Он сидел за маленьким одноногим столиком, перед чашечкой, под сенью каштана, как бы под тентом кафе, взирая вокруг сквозь очки изумленно-детскими глазами обреченного.

Он был сделан в натуральную величину с реалистической точностью и вместе с тем как-то условно, сказочно, без пьедестала.

Я употребил слово «сделан», потому что не могу найти ничего более точного. Изваян – не годится. Вылеплен – не годится. Иссечен – не годится. Может быть, отлит, но и это тоже не годится, потому что материал не был металлом, он был именно веществом. Лучше всего было бы сказать – создан. Но это слишком возвышенно. Нет не создан. Именно сделан. Вещество, из которого он был сделан, не поддавалось определению. Человеческий глаз лишь замечает некоторые его особенности: поразительную, как бы светящуюся неземную белизну, по сравнению с которой лучший каррарский мрамор показался бы сероватым; необъяснимую непрозрачную прозрачность. Скульптура не отбрасывала от себя тени, хотя все предметы вокруг отбрасывали резкие утренние тени: кусты, скамейки, стволы деревьев, из которых одному – сикомору – было сто двадцать лет и оно, кажется, помнило еще автора «Милого друга», детские коляски, фигурки бегающих детей и их нянек, бабушек, матерей с открытыми книгами на коленях. Красно-синие мячики прыгали по уже пыльным дорожкам, отбрасывая прыгающие тени.

Даже маленькие маргаритки, выросшие на газонах, отбрасывали миниатюрные тени.

Я потрогал плечо конармейца, оно обожгло мою ладонь пронзительным, но безвредным холодом. И судя по тому, что почва под изваянием сильно осела, можно было заключить, что материал, из которого был сделан конармеец, в несколько десятков, а может быть, и сотен тысяч раз тяжелее любого известного на земном шаре вещества. Вместе с тем, как это ни странно, материал, сияющий несказанной белизной, казался невесомым.

Мы пошли по парку и заметили, что, кроме знакомых серых статуй, ослепительно белеет несколько новых, сделанных из того же материала, что и статуя конармейца, – ярко-белых и не отбрасывающих теней.

Никто из посетителей парка их не замечал, кроме нас, это были наши сновидения. Они были расставлены прямо на земле и на газонах – без пьедесталов – в каком-то продуманном беспорядке.

На одном из газонов под розовым кустом лежала фигура ключика.

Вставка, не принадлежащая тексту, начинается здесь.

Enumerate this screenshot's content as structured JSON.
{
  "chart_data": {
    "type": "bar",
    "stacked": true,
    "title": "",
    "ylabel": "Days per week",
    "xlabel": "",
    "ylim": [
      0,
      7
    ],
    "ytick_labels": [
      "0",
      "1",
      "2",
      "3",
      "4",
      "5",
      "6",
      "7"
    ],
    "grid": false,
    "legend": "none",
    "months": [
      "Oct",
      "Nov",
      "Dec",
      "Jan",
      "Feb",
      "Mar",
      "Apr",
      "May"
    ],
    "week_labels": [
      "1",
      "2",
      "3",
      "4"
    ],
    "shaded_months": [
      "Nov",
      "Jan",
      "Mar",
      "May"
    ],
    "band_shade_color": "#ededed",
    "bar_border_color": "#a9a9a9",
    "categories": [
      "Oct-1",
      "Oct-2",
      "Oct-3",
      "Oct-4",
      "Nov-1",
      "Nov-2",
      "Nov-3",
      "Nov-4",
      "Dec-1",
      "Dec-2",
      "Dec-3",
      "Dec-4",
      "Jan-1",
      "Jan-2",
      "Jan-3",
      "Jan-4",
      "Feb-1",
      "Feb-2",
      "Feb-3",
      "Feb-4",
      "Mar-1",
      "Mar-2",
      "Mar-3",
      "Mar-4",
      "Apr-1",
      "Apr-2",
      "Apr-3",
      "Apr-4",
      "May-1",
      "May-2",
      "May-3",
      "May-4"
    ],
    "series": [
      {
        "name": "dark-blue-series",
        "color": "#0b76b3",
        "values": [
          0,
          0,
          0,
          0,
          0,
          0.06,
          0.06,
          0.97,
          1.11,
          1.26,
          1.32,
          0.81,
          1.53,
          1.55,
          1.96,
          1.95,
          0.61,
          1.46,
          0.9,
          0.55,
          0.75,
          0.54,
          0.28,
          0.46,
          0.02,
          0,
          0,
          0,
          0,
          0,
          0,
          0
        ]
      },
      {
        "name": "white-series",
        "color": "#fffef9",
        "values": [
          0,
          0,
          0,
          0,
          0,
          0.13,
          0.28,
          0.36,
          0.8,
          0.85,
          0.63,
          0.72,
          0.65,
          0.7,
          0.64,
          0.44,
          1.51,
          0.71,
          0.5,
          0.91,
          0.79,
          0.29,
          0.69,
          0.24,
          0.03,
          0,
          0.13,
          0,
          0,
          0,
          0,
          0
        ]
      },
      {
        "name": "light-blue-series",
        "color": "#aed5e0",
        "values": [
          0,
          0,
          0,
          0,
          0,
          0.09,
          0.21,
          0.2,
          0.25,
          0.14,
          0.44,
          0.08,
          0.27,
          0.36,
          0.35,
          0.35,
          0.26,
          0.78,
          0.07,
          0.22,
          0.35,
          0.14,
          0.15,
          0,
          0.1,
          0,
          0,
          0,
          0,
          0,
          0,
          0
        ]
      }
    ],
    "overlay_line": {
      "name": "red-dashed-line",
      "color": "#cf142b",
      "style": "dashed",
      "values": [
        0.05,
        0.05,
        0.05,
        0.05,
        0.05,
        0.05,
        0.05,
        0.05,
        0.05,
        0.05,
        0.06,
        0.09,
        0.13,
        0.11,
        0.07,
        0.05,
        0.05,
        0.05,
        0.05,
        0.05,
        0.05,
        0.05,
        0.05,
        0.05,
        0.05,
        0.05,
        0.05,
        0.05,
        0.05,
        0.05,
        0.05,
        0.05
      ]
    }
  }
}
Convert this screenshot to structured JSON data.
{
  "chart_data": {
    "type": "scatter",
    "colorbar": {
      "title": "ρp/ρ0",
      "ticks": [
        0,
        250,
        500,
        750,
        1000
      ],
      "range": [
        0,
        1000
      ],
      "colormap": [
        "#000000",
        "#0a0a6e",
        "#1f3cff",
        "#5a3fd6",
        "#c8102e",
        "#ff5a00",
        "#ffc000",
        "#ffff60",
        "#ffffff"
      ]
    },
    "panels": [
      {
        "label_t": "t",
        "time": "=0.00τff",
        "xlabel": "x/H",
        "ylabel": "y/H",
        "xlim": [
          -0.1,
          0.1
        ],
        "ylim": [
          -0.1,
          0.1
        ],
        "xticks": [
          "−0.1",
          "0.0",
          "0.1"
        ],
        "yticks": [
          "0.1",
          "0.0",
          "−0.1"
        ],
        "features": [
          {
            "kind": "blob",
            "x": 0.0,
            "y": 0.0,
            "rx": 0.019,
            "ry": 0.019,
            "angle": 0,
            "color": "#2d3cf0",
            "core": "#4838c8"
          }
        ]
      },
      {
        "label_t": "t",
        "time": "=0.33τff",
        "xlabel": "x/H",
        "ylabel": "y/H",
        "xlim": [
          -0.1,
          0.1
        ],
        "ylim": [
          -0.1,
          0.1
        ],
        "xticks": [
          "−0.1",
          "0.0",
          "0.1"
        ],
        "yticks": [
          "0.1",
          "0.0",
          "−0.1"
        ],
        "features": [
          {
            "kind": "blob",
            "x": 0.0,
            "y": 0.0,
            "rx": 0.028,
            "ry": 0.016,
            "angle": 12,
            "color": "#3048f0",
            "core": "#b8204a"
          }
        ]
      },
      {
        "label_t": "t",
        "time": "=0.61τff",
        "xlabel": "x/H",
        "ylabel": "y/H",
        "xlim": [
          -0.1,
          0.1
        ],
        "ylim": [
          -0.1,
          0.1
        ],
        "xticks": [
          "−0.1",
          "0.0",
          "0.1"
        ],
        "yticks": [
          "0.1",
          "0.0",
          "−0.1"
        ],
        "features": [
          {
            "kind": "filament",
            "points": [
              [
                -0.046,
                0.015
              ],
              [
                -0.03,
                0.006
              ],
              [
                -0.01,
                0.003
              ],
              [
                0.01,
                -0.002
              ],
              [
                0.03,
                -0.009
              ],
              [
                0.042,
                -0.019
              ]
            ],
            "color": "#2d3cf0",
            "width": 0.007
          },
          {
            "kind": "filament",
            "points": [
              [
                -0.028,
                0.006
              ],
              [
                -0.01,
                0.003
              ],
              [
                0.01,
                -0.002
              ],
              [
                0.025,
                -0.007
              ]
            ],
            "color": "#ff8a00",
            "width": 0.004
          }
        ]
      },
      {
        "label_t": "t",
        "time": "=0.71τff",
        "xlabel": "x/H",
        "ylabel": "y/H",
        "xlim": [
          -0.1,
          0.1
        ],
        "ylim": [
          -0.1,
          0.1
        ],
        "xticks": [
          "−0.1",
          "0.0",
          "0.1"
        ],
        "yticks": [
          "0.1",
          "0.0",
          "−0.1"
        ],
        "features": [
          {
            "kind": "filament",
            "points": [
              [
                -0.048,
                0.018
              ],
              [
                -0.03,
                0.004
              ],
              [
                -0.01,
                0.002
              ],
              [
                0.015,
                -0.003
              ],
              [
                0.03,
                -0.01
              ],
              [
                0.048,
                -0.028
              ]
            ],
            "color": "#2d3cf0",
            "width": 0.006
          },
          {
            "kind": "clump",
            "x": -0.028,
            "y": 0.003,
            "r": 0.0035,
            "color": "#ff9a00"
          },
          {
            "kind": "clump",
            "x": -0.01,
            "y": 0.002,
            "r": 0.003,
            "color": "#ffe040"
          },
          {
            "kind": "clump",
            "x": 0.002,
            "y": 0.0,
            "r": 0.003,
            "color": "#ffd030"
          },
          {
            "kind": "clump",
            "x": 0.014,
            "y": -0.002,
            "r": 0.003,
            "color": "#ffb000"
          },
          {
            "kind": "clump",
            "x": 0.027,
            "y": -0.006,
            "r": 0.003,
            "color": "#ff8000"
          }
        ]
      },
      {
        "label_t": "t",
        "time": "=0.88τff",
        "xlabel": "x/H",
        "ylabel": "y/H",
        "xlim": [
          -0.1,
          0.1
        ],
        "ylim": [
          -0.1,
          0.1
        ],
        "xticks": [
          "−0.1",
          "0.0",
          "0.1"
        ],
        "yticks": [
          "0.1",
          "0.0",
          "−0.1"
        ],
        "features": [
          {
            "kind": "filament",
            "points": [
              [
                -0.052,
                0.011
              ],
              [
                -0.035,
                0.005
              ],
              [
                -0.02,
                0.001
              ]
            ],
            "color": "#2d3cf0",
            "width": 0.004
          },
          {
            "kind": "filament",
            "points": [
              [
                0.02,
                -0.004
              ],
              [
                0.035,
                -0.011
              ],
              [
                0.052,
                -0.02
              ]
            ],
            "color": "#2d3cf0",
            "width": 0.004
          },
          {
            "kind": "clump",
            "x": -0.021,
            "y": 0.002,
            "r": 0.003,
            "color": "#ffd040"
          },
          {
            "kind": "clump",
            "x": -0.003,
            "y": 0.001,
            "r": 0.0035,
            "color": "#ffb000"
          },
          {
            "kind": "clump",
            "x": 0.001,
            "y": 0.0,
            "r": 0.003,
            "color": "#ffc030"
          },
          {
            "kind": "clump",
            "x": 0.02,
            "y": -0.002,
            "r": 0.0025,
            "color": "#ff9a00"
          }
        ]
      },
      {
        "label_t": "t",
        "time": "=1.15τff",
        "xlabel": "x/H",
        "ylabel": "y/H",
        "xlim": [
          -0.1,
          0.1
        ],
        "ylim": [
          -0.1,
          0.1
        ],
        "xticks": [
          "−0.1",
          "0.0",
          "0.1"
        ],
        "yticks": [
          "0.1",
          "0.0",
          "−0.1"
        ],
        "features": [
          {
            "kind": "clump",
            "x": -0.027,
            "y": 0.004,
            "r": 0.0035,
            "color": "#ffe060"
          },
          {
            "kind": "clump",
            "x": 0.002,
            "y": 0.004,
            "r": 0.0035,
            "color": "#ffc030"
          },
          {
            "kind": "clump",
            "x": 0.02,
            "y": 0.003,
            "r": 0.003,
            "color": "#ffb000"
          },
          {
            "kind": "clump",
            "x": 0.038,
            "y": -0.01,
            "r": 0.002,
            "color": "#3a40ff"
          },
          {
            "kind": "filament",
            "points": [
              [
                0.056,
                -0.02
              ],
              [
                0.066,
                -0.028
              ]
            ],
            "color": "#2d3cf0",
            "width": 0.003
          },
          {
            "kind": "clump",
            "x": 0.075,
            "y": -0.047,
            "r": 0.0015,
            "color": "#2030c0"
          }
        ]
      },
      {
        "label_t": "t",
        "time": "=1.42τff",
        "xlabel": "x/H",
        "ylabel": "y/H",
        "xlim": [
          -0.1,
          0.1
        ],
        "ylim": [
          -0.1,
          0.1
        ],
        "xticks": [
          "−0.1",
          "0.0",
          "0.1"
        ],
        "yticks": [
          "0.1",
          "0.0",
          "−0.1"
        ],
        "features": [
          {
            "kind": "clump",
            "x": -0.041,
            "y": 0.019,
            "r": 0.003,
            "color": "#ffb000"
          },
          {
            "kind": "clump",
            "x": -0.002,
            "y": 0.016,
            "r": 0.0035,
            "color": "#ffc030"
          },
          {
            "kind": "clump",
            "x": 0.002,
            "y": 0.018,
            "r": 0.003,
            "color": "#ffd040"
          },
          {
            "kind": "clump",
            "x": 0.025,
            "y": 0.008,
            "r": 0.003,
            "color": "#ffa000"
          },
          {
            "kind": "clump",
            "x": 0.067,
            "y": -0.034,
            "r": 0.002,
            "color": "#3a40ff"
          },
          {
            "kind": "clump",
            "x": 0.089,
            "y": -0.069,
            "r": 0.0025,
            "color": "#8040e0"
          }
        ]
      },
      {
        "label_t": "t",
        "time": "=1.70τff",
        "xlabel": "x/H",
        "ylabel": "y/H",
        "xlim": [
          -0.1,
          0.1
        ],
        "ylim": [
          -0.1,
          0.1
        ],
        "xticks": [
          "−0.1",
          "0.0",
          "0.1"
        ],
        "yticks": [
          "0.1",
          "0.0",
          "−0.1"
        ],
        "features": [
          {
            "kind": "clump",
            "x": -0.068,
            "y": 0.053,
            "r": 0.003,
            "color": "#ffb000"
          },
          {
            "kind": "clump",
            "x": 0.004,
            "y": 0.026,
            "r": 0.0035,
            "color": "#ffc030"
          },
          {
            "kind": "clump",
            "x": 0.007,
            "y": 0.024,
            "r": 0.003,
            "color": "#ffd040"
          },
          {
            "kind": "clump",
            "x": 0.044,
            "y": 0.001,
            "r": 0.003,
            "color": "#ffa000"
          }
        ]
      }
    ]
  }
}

Он был сделан как бы спящим на траве – маленький, с поджатыми ногами, юноша-гимназист, – положив руки под голову, причесанную а-ля Титус, с твердым подбородком, и видел неземные сны, а вокруг него, как некогда он сам написал:

«…летали насекомые. Вздрагивали стебли. Архитектура летания птиц, мух, жуков была призрачна, но можно было уловить кое-какой пунктир, очерк арок, мостов, башен, террас – некий быстро перемещающийся и ежесекундно деформирующийся город»…

Парк Монсо, где лежал ключик, глубоко уйдя в травяной покров, был действительно городом вечной весны, славы и тишины, еще более подчеркнутой возгласами играющих детей.

В романтических зарослях цветущих кустов боярышника, рядом со старым памятником Гуно, возле пробирающегося по камешкам ручейка, дружески обнявшись с Мефистофелем, белела фигура синеглазого – в шляпе с пером, с маленькой мандолиной в руках, поставившего ноги в танцевальную позицию, всего во власти третьего Г – Гуно, но не забывающего и двух первых: Гоголя, Гофмана…

Я сразу узнал его по ядовитой улыбке. И я вспомнил нашу последнюю встречу. Сначала у памятника сидящего на Арбатской площади Гоголя, а потом у него в новой квартире, где он жил уже с третьей своей женой.

Он сказал по своему обыкновению:

– Я стар и тяжело болен.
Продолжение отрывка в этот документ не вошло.